Will Richardson shares his recent pessimism for his ongoing efforts to bring technology into the public schools. Will will be at Cortland on Tuesday (at noon in the library, open to the public). Anyway, I understand Will’s frustrations having spent the last few years (including this semester) trying to teach H.S. teachers to use technology. I have noticed a change in that time. Today, I’d say that the large majority of teacher-students I work with recognize that we are in the midst of a significant technocultural shift. They can see the explosion of media and networks, and they understand that their students will need a "literacy" that will enable them to live and work in this context. To a lesser extent, they realize that English is the classroom site where this literacy will be developed.

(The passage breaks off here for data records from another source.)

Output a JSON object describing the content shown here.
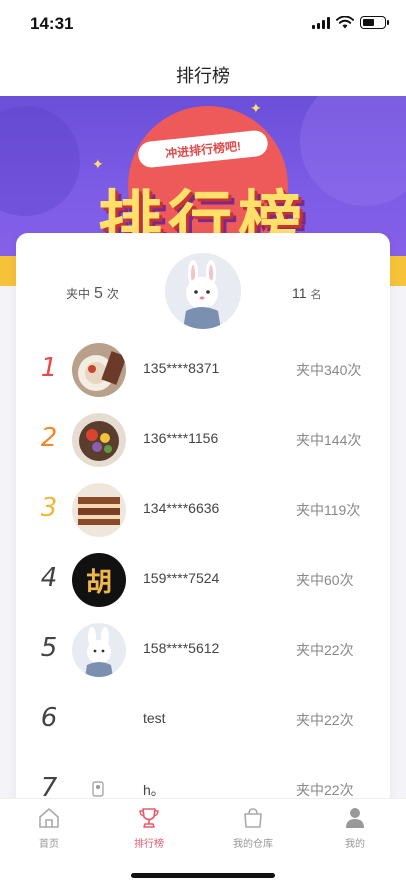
{
  "status": {
    "time": "14:31"
  },
  "nav": {
    "title": "排行榜"
  },
  "banner": {
    "ribbon": "冲进排行榜吧!",
    "title": "排行榜"
  },
  "me": {
    "hits_label": "夹中",
    "hits_value": "5",
    "hits_unit": "次",
    "rank_value": "11",
    "rank_unit": "名"
  },
  "rankings": [
    {
      "rank": "1",
      "name": "135****8371",
      "count": "夹中340次",
      "color": "#e84a4a",
      "avatar": "food-plate"
    },
    {
      "rank": "2",
      "name": "136****1156",
      "count": "夹中144次",
      "color": "#f08a2c",
      "avatar": "flower-dish"
    },
    {
      "rank": "3",
      "name": "134****6636",
      "count": "夹中119次",
      "color": "#f2b733",
      "avatar": "cake"
    },
    {
      "rank": "4",
      "name": "159****7524",
      "count": "夹中60次",
      "color": "#444444",
      "avatar": "hu-character"
    },
    {
      "rank": "5",
      "name": "158****5612",
      "count": "夹中22次",
      "color": "#444444",
      "avatar": "bunny"
    },
    {
      "rank": "6",
      "name": "test",
      "count": "夹中22次",
      "color": "#444444",
      "avatar": ""
    },
    {
      "rank": "7",
      "name": "h。",
      "count": "夹中22次",
      "color": "#444444",
      "avatar": "small-icon"
    }
  ],
  "avatar_char": "胡",
  "tabs": [
    {
      "label": "首页",
      "icon": "home-icon",
      "active": false
    },
    {
      "label": "排行榜",
      "icon": "trophy-icon",
      "active": true
    },
    {
      "label": "我的仓库",
      "icon": "bag-icon",
      "active": false
    },
    {
      "label": "我的",
      "icon": "user-icon",
      "active": false
    }
  ],
  "colors": {
    "accent": "#e95a6e",
    "banner": "#7d5ce6",
    "banner_stripe": "#f6c23a"
  }
}
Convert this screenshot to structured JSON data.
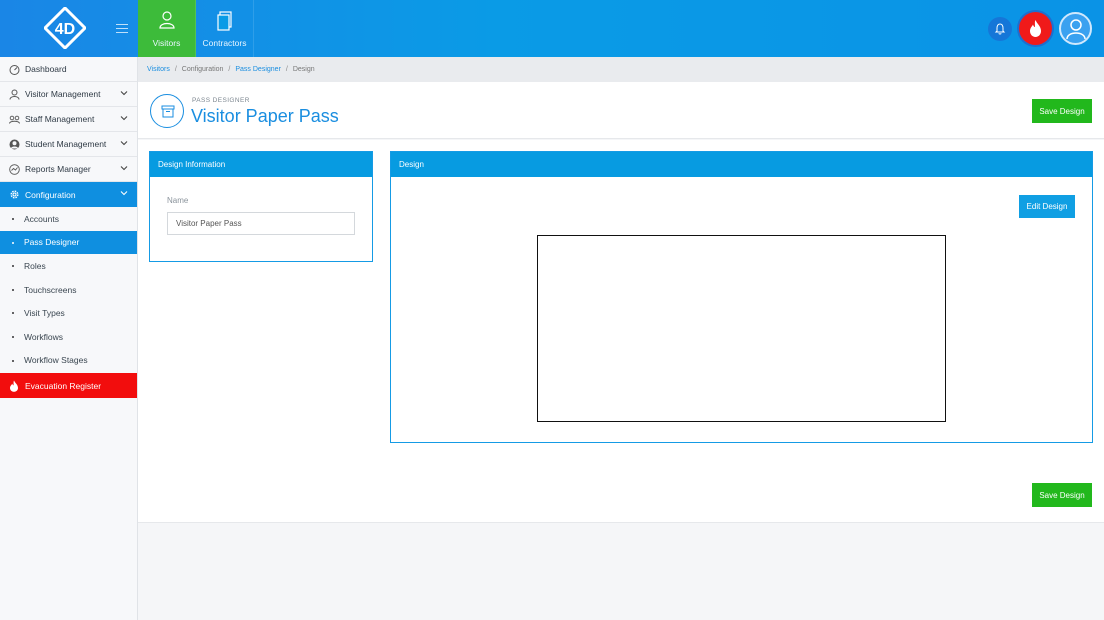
{
  "app": {
    "logo_text": "4D"
  },
  "topnav": [
    {
      "label": "Visitors",
      "icon": "visitor-icon",
      "active": true
    },
    {
      "label": "Contractors",
      "icon": "document-icon",
      "active": false
    }
  ],
  "sidebar": {
    "items": [
      {
        "label": "Dashboard",
        "icon": "dashboard-icon"
      },
      {
        "label": "Visitor Management",
        "icon": "user-icon"
      },
      {
        "label": "Staff Management",
        "icon": "group-icon"
      },
      {
        "label": "Student Management",
        "icon": "student-icon"
      },
      {
        "label": "Reports Manager",
        "icon": "chart-icon"
      },
      {
        "label": "Configuration",
        "icon": "gear-icon"
      }
    ],
    "subitems": [
      "Accounts",
      "Pass Designer",
      "Roles",
      "Touchscreens",
      "Visit Types",
      "Workflows",
      "Workflow Stages"
    ],
    "evacuation": "Evacuation Register"
  },
  "breadcrumb": [
    "Visitors",
    "Configuration",
    "Pass Designer",
    "Design"
  ],
  "header": {
    "subtitle": "PASS DESIGNER",
    "title": "Visitor Paper Pass",
    "save_label": "Save Design"
  },
  "design_info": {
    "title": "Design Information",
    "name_label": "Name",
    "name_value": "Visitor Paper Pass"
  },
  "design": {
    "title": "Design",
    "edit_label": "Edit Design"
  },
  "footer": {
    "save_label": "Save Design"
  },
  "colors": {
    "primary": "#0f8fe0",
    "success": "#22b81c",
    "danger": "#f20d0d"
  }
}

However, I think they don’t realize the implications of this, particularly looking ten years or more down the road.
They still imagine themselve teaching literature, teaching To Kill a Mockingbird for six weeks. Their adaption is to consider that they might have a class blog for discussing the novel or maybe the students will make a video related to the novel. Perhaps they will devise a way to use a wiki to teach vocabularly words or identify parts of speech.
In other words, they continue to view their profession as one that will be founded on a discrete, unchanging body of information that they will acquire before graduating. We might all deride the notion of the teacher/professor reciting the same lectures and lessons plans year after year, but somehow this does not alter this belief that a degree will certify us once and for all as authorities. Sure, all these teacher-students recognize that they will gain experience as teachers, learn helpful tips along the way, and become better practitioners. But this development of practice is separated from the acquisition of authoritative knowledge.
And this faith exists in both K-12 and college faculty.
The threat of the network is the dissolution of this authority. The ongoing development of media and networks requires us to keep moving. It doesn’t mean that what we’ve learned has no value; it means that it cannot establish us as authorities. We cannot imagine the classroom as resting upon a core body of knowledge. We are engaged in a technocultural shift that shakes the very foundations of epistemology: what began as a philosophical critique in theory now becomes a material condition (Hayles makes this argument, citing the birth of Netscape as the end of the "postmodern" era and the beginning of something new).
I understand Will’s pessimism as I don’t see how educational institutions will manage to make these changes. I know public school teachers often cite the limitations of testing requirements as a roadblock to innovation. However I think the limitation is more fundamental than that, closer to their own sense of professional identity. As much as the tests may limit teachers, they also secure them within a defined space of authority. I know my students and colleagues view me as an "expert" in new media, but how could I be an expert in something I did for the first time only a few months ago, something that may not have even existed a year ago?
I’m just keeping ahead of the curve, my "expertise" coming from my ability to tap into a network of information. In other words, my expertise doesn’t come from inside, from my authority, but from outside, from my intersection with the network.
The cold reality, as we all know, is that school has never been about educating people anyway. It’s about child care and warehousing labor. It’s about hailing children into subject positions, about defining us all and placing us in a hierarchy. And maybe it’s about measuring us and slotting us into different functions. After all that, maybe, maybe, it’s about learning something. So maybe it isn’t a big deal that the so-called education schools offer will continue to lose relevance.
My only real concern with that is the increasing social divide that will result. When the publicly available education becomes increasingly devalued, we will all look to other places to learn and those with the material resources will be able to provide a better genuine education for their kids online.
Is that pessmistic enough for you? No? Then try this. When my kids go to college in 10 years or so, a state university education at SUNY will cost you six figures. Am I really going to lay down $125G to have my daughter subjected to an education that is completely disconnected from the world in which she’ll be working and living? I mean the tension between academia and the mainstream culture is heavy enough as it is based strictly on ideological differences. What happens when academics continue to insist on providing an increasingly irrelevant education and charging more and more for the privilege?